Well, I thought maybe I could make it work when I found this function which basically decodes the event.target.files[0] into a Value. The MIME type should also be available by decoding the type property off of this.

However, the only way to convert a Value into a Http.Body type currently thru Elm is with jsonBody. And when I traced that all the way down, it is going to fail to work for 2 reasons. First, jsonBody sets the MIME type to "application/json" always. Even if you set the content type in a header, StringBody's content type is evaluated last so it will probably overwrite or concatenate whatever else you set with "application/json". (This is a problem for my use case anyway.) Second, jsonBody calls Encode.encode on the Value which calls JSON.stringify in javascript. In my quick search, this will neither stringify the file contents nor keep the JS File object in tact. So it will not upload the file.

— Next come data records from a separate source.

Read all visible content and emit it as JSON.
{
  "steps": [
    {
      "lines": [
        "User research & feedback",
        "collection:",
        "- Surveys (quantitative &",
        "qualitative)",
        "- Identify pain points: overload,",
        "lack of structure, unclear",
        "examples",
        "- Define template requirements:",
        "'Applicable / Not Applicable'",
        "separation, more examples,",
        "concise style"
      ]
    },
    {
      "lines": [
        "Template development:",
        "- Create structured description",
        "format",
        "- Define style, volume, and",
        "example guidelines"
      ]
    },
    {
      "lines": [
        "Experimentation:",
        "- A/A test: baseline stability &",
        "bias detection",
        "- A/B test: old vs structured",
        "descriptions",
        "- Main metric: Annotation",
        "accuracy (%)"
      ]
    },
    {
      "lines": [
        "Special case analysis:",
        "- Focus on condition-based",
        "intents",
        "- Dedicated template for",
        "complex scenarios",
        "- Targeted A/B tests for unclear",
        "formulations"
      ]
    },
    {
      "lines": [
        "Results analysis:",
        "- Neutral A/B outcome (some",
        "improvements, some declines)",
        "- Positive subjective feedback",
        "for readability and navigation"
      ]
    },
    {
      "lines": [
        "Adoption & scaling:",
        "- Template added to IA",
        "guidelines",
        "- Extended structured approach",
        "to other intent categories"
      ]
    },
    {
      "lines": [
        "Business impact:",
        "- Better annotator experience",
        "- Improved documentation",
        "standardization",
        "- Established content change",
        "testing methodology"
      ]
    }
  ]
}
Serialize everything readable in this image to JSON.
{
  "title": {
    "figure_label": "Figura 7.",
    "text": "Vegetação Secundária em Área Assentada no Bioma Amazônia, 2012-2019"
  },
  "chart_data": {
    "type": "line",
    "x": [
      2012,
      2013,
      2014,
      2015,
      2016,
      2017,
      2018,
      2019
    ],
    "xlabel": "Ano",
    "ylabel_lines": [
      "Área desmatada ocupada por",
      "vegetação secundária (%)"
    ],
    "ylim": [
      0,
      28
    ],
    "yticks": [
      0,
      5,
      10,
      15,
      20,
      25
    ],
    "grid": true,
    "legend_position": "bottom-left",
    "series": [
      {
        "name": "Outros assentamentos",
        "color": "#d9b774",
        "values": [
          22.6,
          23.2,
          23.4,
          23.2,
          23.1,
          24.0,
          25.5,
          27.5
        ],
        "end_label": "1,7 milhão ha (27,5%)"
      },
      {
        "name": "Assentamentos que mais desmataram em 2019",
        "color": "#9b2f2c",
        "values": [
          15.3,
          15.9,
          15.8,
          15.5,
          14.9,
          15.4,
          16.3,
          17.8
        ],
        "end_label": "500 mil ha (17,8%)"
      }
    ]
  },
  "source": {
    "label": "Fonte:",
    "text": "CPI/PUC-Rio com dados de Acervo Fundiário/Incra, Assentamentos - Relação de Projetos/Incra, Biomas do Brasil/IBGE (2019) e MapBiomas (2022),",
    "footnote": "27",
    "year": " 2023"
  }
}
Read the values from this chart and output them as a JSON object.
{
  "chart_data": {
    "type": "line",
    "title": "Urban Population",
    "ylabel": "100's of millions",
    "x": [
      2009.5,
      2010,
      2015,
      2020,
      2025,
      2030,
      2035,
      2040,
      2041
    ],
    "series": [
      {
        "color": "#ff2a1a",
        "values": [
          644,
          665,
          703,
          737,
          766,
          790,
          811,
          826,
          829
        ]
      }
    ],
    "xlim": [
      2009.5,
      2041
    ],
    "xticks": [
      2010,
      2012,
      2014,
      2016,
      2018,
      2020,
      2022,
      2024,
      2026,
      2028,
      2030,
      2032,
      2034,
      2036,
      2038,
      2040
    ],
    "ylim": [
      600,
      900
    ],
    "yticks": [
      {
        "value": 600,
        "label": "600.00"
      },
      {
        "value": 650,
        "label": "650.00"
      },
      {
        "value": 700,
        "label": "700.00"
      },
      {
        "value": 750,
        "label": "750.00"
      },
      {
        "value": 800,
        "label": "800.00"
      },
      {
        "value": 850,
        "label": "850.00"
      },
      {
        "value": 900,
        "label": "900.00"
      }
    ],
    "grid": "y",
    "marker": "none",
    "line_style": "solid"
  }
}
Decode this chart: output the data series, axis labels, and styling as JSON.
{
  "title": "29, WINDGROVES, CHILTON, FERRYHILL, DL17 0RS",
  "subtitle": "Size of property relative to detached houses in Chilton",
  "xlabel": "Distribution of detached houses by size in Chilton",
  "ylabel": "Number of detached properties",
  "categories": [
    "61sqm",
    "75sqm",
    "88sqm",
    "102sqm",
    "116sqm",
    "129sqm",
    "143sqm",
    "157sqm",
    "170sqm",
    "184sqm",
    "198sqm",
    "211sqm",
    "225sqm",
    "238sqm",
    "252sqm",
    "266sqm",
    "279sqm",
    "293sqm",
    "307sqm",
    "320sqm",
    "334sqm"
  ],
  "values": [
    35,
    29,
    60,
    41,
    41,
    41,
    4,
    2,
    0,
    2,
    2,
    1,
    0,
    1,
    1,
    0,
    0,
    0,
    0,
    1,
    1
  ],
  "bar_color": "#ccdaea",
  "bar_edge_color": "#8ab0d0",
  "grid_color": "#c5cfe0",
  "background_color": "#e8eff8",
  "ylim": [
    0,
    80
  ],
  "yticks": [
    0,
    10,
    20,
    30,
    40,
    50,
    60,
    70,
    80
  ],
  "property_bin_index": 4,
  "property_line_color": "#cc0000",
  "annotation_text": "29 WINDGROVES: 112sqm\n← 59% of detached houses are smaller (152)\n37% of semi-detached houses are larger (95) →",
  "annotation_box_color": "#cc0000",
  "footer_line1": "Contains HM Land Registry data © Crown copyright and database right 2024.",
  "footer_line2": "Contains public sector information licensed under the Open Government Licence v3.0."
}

So, nevermind. I still need to do it with native code (edit: or a port to Javascript) currently.

For the MIME type, this is not a problem, you can define your own function like:

rawBody : Decode.Value -> Http.Body
rawBody value =
    Http.stringBody "application/octet-stream" (Encode.encode 0 value)

Encode.encode is another story. JSON.stringify could be monkey patched to return File objects unmodified, but encode is actually JSON.stringify(...) + '' (since 0.19), so even if stringify preserves the file, encode will still return an "[object File]" string because of type coercion.

Anyway, using a port with readAsDataURL and uploading base64 encoded files is not so bad, are the overhead and server decoding really an issue for you?

Anyway, using a port with readAsDataURL and uploading base64 encoded files is not so bad, are the overhead and server decoding really an issue for you?

Nah. At the time I couldn't find a succinct example with the FileReader stuff. The one I found still used native code and also had a lot of extra abstractions to wade through. So it was quicker to just do what I did. But I'm not married to it. I did find a pretty clear port solution with FileReader that I would use now.